Required. Specifies which consent enforcement version is being used for this FHIR store. This field can only be set once by either [fhirStores.create][] or [fhirStores.patch][]. After that, you must call [fhirStores.applyConsents][] to change the version.

boolean

Optional. The default value is false. If set to true, when accessing FHIR resources, the consent headers will be verified against consents given by patients. See the ConsentEnforcementVersion for the supported consent headers.

object(ConsentHeaderHandling)

Optional. Different options to configure the behaviour of the server when handling the X-Consent-Scope header.

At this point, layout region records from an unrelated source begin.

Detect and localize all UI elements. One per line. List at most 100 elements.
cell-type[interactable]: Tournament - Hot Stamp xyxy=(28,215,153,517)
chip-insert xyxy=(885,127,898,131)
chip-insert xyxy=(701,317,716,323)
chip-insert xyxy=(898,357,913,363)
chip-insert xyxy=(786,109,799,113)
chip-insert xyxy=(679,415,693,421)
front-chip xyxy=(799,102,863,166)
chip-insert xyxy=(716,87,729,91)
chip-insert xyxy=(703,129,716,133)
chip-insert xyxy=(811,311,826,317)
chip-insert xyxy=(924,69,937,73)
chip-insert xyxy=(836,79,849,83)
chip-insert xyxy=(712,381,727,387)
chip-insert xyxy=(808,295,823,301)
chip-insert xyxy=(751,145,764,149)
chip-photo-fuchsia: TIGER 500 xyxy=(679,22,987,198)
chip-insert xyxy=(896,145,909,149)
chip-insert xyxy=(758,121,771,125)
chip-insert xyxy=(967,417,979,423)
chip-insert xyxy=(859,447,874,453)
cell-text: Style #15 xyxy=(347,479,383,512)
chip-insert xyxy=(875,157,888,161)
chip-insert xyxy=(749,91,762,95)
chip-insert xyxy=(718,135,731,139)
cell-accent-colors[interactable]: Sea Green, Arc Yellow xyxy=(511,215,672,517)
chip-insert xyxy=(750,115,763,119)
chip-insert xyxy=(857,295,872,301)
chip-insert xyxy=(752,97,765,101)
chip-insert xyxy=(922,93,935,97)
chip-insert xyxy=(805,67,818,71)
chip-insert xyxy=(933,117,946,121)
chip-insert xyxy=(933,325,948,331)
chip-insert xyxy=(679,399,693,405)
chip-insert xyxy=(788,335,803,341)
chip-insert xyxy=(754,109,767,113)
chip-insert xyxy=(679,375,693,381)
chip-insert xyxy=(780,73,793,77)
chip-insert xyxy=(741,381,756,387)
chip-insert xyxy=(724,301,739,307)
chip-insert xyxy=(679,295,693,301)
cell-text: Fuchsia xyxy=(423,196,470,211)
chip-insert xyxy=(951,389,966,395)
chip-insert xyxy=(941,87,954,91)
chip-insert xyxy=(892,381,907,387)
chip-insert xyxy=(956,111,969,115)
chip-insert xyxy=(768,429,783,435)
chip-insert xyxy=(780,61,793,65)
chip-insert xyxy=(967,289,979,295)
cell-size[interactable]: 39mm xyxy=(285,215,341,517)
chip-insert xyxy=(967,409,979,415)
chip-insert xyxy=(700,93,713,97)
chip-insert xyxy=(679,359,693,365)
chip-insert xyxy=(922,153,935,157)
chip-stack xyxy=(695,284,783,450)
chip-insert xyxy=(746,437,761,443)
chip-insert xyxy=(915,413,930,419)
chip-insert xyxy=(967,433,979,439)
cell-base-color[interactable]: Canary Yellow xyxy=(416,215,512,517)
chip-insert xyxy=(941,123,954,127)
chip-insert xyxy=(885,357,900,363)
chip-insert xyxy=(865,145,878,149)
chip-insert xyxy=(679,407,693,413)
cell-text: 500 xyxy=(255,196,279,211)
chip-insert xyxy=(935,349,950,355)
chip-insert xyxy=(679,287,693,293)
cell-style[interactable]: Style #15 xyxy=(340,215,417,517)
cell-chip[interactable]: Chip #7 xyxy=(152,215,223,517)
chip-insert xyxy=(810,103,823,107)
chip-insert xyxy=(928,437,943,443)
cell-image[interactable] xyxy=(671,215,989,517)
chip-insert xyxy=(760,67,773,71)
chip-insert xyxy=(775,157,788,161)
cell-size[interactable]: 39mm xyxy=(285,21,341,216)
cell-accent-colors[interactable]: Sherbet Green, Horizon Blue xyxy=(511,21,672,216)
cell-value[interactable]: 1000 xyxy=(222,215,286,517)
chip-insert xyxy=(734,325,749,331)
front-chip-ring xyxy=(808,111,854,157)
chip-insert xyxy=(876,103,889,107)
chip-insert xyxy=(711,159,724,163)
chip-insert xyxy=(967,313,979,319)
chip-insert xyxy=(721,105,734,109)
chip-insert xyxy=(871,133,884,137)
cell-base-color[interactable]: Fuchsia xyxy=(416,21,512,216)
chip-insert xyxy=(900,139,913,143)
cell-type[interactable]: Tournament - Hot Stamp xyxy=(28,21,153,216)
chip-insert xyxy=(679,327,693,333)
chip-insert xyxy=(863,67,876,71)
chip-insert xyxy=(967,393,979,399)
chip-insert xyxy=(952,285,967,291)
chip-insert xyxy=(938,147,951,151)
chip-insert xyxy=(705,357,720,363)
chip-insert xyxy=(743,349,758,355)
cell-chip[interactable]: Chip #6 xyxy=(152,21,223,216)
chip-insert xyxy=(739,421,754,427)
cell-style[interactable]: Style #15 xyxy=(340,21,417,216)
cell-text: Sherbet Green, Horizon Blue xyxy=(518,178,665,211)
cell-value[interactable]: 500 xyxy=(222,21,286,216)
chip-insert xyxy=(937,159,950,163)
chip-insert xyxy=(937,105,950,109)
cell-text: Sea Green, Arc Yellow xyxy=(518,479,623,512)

object(AccessDeterminationLogConfig)

Optional. Specifies how the server logs the consent-aware requests. If not specified, the AccessDeterminationLogConfig.LogLevel.MINIMUM option is used.

string

The versioned names of the enforced admin Consent resource(s), in the format projects/{projectId}/locations/{location}/datasets/{datasetId}/fhirStores/{fhirStoreId}/fhir/Consent/{resourceId}/_history/{versionId}. For FHIR stores with disableResourceVersioning=true, the format is projects/{projectId}/locations/{location}/datasets/{datasetId}/fhirStores/{fhirStoreId}/fhir/Consent/{resourceId}. This field can only be updated using [fhirStores.applyAdminConsents][].

enum(ScopeProfile)

Optional. Specifies the default server behavior when the header is empty. If not specified, the ScopeProfile.PERMIT_EMPTY_SCOPE option is used.

enum(LogLevel)

Optional. Controls the amount of detail to include as part of the audit logs.